Hari ini sudah memasuki bulan ketiga pada semester satu di kelas tiga. Dyra semakin malas menghadapi kenyataan bahwa masih butuh kurang lebih satu tahun lagi baginya untuk keluar dari kelas ilmu alam. Dyra tak bisa memungkiri bahwa otaknya memang saat itu masih mampu untuk menghadapi tes masuk kelas ilmu alam. Bahkan dirinya satu kelas lagi dengan Gytha sampai tahun terakhirnya di SMA. Takdir memang sepertinya akan selalu membuatnya berada dekat dengan Gytha entah sampai kapan.

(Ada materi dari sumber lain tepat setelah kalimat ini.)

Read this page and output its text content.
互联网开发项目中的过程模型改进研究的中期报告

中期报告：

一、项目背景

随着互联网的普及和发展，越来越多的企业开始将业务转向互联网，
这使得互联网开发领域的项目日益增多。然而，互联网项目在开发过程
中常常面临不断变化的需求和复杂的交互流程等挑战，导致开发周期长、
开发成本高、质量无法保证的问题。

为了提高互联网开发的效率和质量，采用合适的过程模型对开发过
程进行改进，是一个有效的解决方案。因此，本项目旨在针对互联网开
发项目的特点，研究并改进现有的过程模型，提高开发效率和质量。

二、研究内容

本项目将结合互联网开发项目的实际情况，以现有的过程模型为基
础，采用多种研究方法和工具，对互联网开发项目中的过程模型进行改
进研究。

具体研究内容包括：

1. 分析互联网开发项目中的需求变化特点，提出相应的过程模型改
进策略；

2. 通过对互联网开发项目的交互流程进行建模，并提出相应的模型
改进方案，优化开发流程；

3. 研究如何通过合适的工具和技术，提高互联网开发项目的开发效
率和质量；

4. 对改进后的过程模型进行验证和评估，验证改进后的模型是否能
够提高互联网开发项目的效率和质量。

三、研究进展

Sebenarnya bisa saja ia melaksanakan tes dengan asal-asalan agar bisa langsung masuk kelas ilmu sosial. Namun semua itu percuma, karena sang ayah pasti akan mengecek ke sekolah untuk memastikan. Jika Yoga tahu bahwa nilainya memang tak cukup bukan hanya dirinya saja yang akan dimarahi tetapi ibunya juga pasti akan kena.

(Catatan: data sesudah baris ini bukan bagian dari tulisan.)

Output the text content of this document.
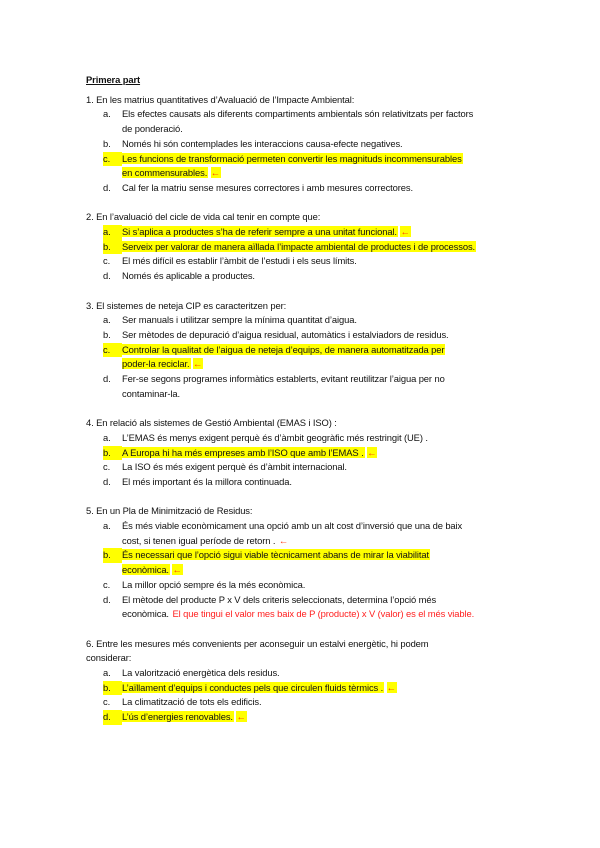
Primera part
1. En les matrius quantitatives d’Avaluació de l’Impacte Ambiental:
a.	Els efectes causats als diferents compartiments ambientals són relativitzats per factors
de ponderació.
b.	Només hi són contemplades les interaccions causa-efecte negatives.
c.	Les funcions de transformació permeten convertir les magnituds incommensurables
en commensurables. ←
d.	Cal fer la matriu sense mesures correctores i amb mesures correctores.
2. En l’avaluació del cicle de vida cal tenir en compte que:
a.	Si s’aplica a productes s’ha de referir sempre a una unitat funcional. ←
b.	Serveix per valorar de manera aïllada l’impacte ambiental de productes i de processos.
c.	El més difícil es establir l’àmbit de l’estudi i els seus límits.
d.	Només és aplicable a productes.
3. El sistemes de neteja CIP es caracteritzen per:
a.	Ser manuals i utilitzar sempre la mínima quantitat d’aigua.
b.	Ser mètodes de depuració d’aigua residual, automàtics i estalviadors de residus.
c.	Controlar la qualitat de l’aigua de neteja d’equips, de manera automatitzada per
poder-la reciclar. ←
d.	Fer-se segons programes informàtics establerts, evitant reutilitzar l’aigua per no
contaminar-la.
4. En relació als sistemes de Gestió Ambiental (EMAS i ISO) :
a.	L’EMAS és menys exigent perquè és d’àmbit geogràfic més restringit (UE) .
b.	A Europa hi ha més empreses amb l’ISO que amb l’EMAS . ←
c.	La ISO és més exigent perquè és d’àmbit internacional.
d.	El més important és la millora continuada.
5. En un Pla de Minimització de Residus:
a.	És més viable econòmicament una opció amb un alt cost d’inversió que una de baix
cost, si tenen igual període de retorn . ←
b.	És necessari que l’opció sigui viable tècnicament abans de mirar la viabilitat
econòmica. ←
c.	La millor opció sempre és la més econòmica.
d.	El mètode del producte P x V dels criteris seleccionats, determina l’opció més
econòmica. El que tingui el valor mes baix de P (producte) x V (valor) es el més viable.
6. Entre les mesures més convenients per aconseguir un estalvi energètic, hi podem
considerar:
a.	La valorització energètica dels residus.
b.	L’aïllament d’equips i conductes pels que circulen fluids tèrmics . ←
c.	La climatització de tots els edificis.
d.	L’ús d’energies renovables. ←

Awalnya Dyra mencoba berdamai dan menerima untuk menghabiskan masa SMA-nya di kelas ilmu alam, namun tak sampai satu tahun rasanya ia sudah malas. Semua ini dikarenakan ia tertekan dan menjalankannya setengah hati. Bukan hanya itu, terkadang ia juga tak sanggup untuk menangkap pelajaran dan juga bersaing dengan banyak teman kelasnya yang ambis. Tetapi karena tahu ayahnya tak akan mengizinkannya keluar dari kelas ini, membuat dirinya mau tak mau harus tetap di sini meskipun tahu ia hanya akan menghabiskan waktunya dengan percuma.
Dyra berjalan menyusuri koridor. Masih sangat sepi dan sunyi. Tentu saja, karena ia memang berangkat pagi sekali untuk menghindari pertemuan dengan Yoga. Hampir setiap pagi saat di meja makan Dyra seperti disidang oleh Yoga bukan sarapan yang sebagaimana mestinya.

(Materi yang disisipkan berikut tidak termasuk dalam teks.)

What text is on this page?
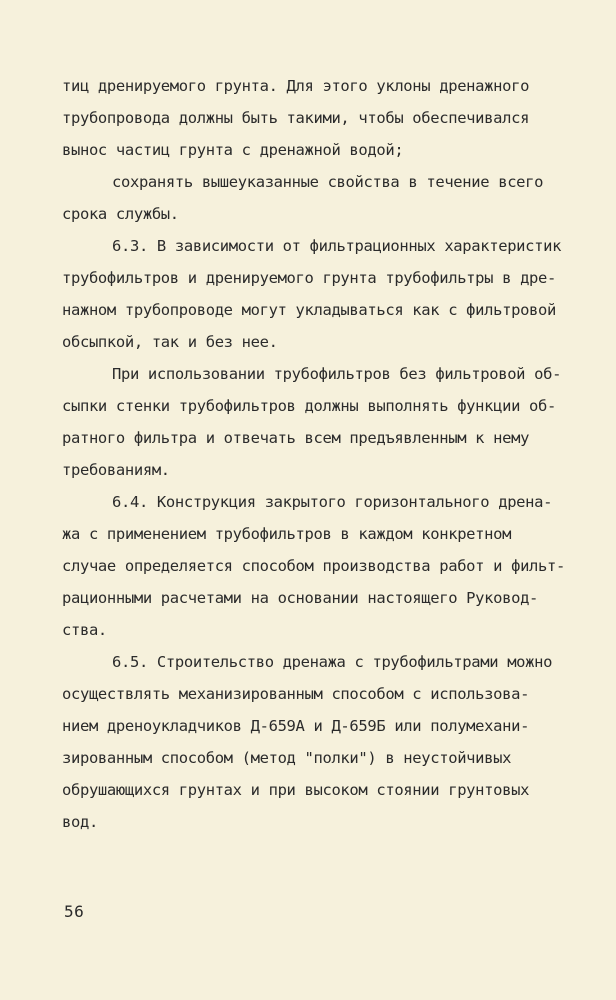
тиц дренируемого грунта. Для этого уклоны дренажного
трубопровода должны быть такими, чтобы обеспечивался
вынос частиц грунта с дренажной водой;
сохранять вышеуказанные свойства в течение всего
срока службы.
6.3. В зависимости от фильтрационных характеристик
трубофильтров и дренируемого грунта трубофильтры в дре-
нажном трубопроводе могут укладываться как с фильтровой
обсыпкой, так и без нее.
При использовании трубофильтров без фильтровой об-
сыпки стенки трубофильтров должны выполнять функции об-
ратного фильтра и отвечать всем предъявленным к нему
требованиям.
6.4. Конструкция закрытого горизонтального дрена-
жа с применением трубофильтров в каждом конкретном
случае определяется способом производства работ и фильт-
рационными расчетами на основании настоящего Руковод-
ства.
6.5. Строительство дренажа с трубофильтрами можно
осуществлять механизированным способом с использова-
нием дреноукладчиков Д-659А и Д-659Б или полумехани-
зированным способом (метод "полки") в неустойчивых
обрушающихся грунтах и при высоком стоянии грунтовых
вод.
56
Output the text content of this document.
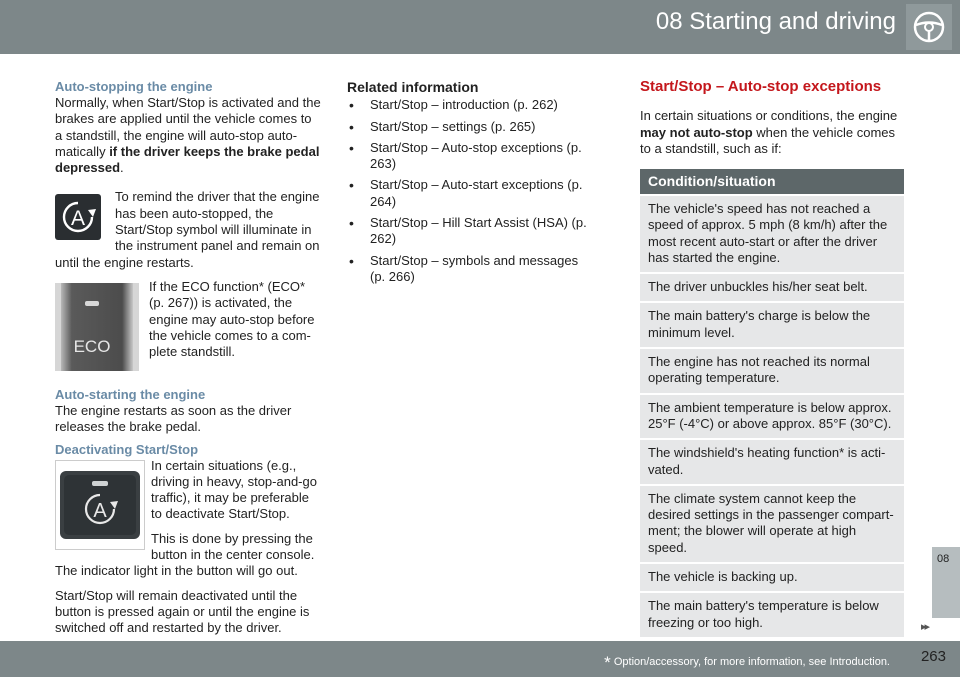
08 Starting and driving
Auto-stopping the engine

Normally, when Start/Stop is activated and the brakes are applied until the vehicle comes to a standstill, the engine will auto-stop auto-matically if the driver keeps the brake pedal depressed.

A

To remind the driver that the engine has been auto-stopped, the Start/Stop symbol will illuminate in the instrument panel and remain on until the engine restarts.

ECO

If the ECO function* (ECO* (p. 267)) is activated, the engine may auto-stop before the vehicle comes to a com-plete standstill.

Auto-starting the engine

The engine restarts as soon as the driver releases the brake pedal.

Deactivating Start/Stop
A

In certain situations (e.g., driving in heavy, stop-and-go traffic), it may be preferable to deactivate Start/Stop.

This is done by pressing the button in the center console. The indicator light in the button will go out.

Start/Stop will remain deactivated until the button is pressed again or until the engine is switched off and restarted by the driver.

Related information
• Start/Stop – introduction (p. 262)
• Start/Stop – settings (p. 265)
• Start/Stop – Auto-stop exceptions (p. 263)
• Start/Stop – Auto-start exceptions (p. 264)
• Start/Stop – Hill Start Assist (HSA) (p. 262)
• Start/Stop – symbols and messages (p. 266)
Start/Stop – Auto-stop exceptions

In certain situations or conditions, the engine may not auto-stop when the vehicle comes to a standstill, such as if:

Condition/situation
The vehicle's speed has not reached a speed of approx. 5 mph (8 km/h) after the most recent auto-start or after the driver has started the engine.
The driver unbuckles his/her seat belt.
The main battery's charge is below the minimum level.
The engine has not reached its normal operating temperature.
The ambient temperature is below approx. 25°F (-4°C) or above approx. 85°F (30°C).
The windshield's heating function* is acti-vated.
The climate system cannot keep the desired settings in the passenger compart-ment; the blower will operate at high speed.
The vehicle is backing up.
The main battery's temperature is below freezing or too high.
08
▸▸
* Option/accessory, for more information, see Introduction. 263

"Kamu itu seharusnya belajar! Coba lihat Gytha..."
"Gytha tanpa les bisa. Kamu yang udah les kok nggak bisa..."
"Belajar itu yang serius, jangan habisin waktu kamu cuma buat menggambar aja..."
Kira-kira seperti itulah kata-kata yang selalu keluar dari mulut ayahnya setiap pagi.
Dan pagi ini Dyra tahu betul bahwa ayahnya pasti akan membanding-bandingkan dirinya dengan Gytha lagi. Kemarin saudaranya itu meraih juara OSN mewakilkan Everdeen High School bersama anak-anak pintar lainnya. Sebenarnya sudah sering ia diperlakukan seperti ini. Tetapi saat ini mood-nya benar-benar sedang tidak baik untuk menghadapi sang ayah.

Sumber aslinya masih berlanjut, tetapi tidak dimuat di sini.